С этими словами Бейтс вышел из палатки, сел на лошадь и ускакал из лагеря. Он, разумеется, не подозревал, что враг уже устроил засаду и, поджидая очередную жертву, намерен убрать еще одно звено в цепи, ведущей к Дамону Силоне.

Темпл направлялась в лагерь и везла еду для Дамона и Пьера, желая, чтобы мужчины сделали перерыв и как следует подкрепились. Они совсем не отдыхают и не успевают перекусить. Так ведь можно и надорваться.
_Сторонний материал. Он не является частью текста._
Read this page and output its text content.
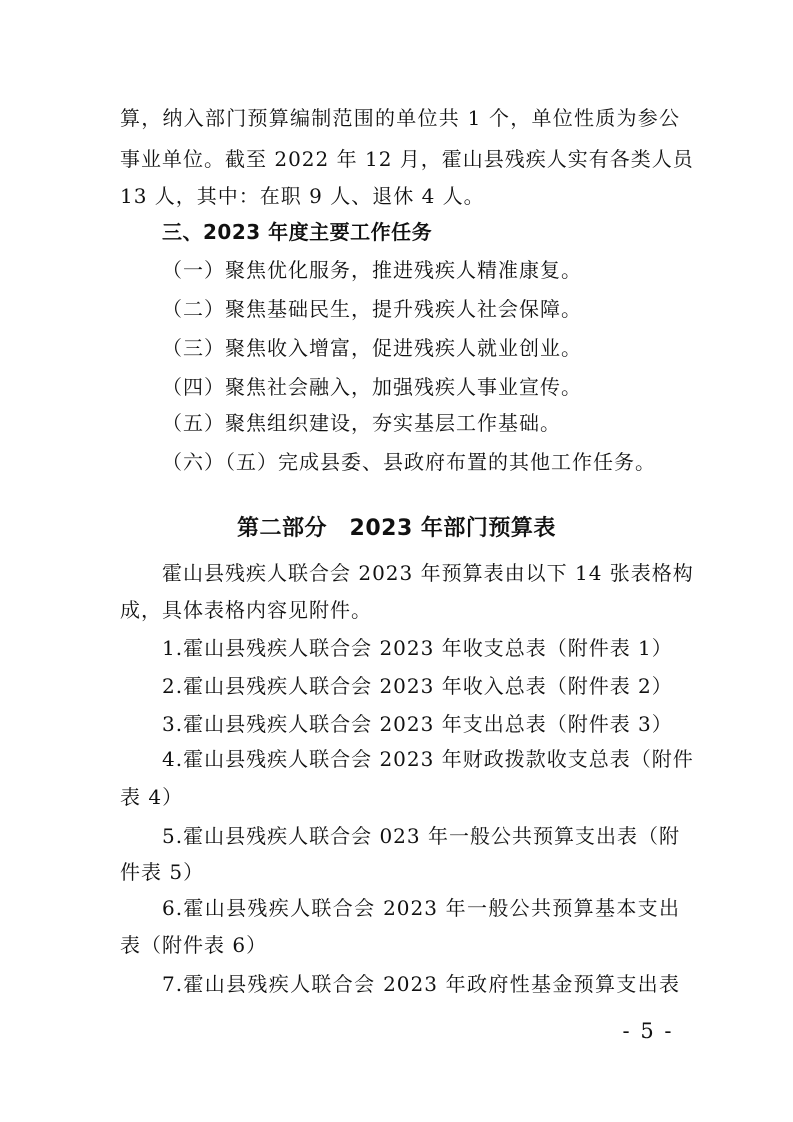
算，纳入部门预算编制范围的单位共 1 个，单位性质为参公
事业单位。截至 2022 年 12 月，霍山县残疾人实有各类人员
13 人，其中：在职 9 人、退休 4 人。
三、2023 年度主要工作任务
（一）聚焦优化服务，推进残疾人精准康复。
（二）聚焦基础民生，提升残疾人社会保障。
（三）聚焦收入增富，促进残疾人就业创业。
（四）聚焦社会融入，加强残疾人事业宣传。
（五）聚焦组织建设，夯实基层工作基础。
（六）（五）完成县委、县政府布置的其他工作任务。
第二部分　2023 年部门预算表
霍山县残疾人联合会 2023 年预算表由以下 14 张表格构
成，具体表格内容见附件。
1.霍山县残疾人联合会 2023 年收支总表（附件表 1）
2.霍山县残疾人联合会 2023 年收入总表（附件表 2）
3.霍山县残疾人联合会 2023 年支出总表（附件表 3）
4.霍山县残疾人联合会 2023 年财政拨款收支总表（附件
表 4）
5.霍山县残疾人联合会 023 年一般公共预算支出表（附
件表 5）
6.霍山县残疾人联合会 2023 年一般公共预算基本支出
表（附件表 6）
7.霍山县残疾人联合会 2023 年政府性基金预算支出表
- 5 -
Услышав вдали топот копыт, Темпл всмотрелась в одинокого всадника, скачущего ей навстречу. Может, это Дамон? Она пустила лошадь в галоп и, поднявшись на вершину холма, увидела внизу, на дороге, незнакомого всадника. Вдруг впереди, возле обочины, ярко блеснуло на солнце что-то металлическое. Это привлекло внимание Темпл.

За деревьями, почти скрытый густой листвой, сидел на сером коне мужчина и целился из винтовки в ничего не подозревавшего всадника. Темпл, натянув поводья, осадила Гордую и достала свою винтовку.

Прицелившись, она нажала на спусковой крючок. Тишину прорезал громкий выстрел, а вслед за ним раздался пронзительный крик. Владелец серого коня распростерся на земле.

Бейтс заметил на дороге всадника в ту минуту, когда тот вскинул винтовку. Сокрушаясь, что не подумал о возможной засаде, Бейтс обхватил себя руками. Он понимал, что смерти ему не миновать. Казалось, время остановилось. Но вот прогремел выстрел, раздался крик, и Бейтс понял, что целились не в него.

Подъехав к распростертому на земле телу, Бейтс спешился, перевернул раненого на спину и увидел, что тот весь в крови. Умирающий поднял на старика помутневшие глаза, попытался что-то сказать, но только судорожно вздохнул и испустил дух.

Громкий топот копыт заставил Бейтса оглянуться. Дамок и Пьер скакали к нему во главе большого отряда вооруженных мужчин. Сюда примчалась едва ли не половина лагеря.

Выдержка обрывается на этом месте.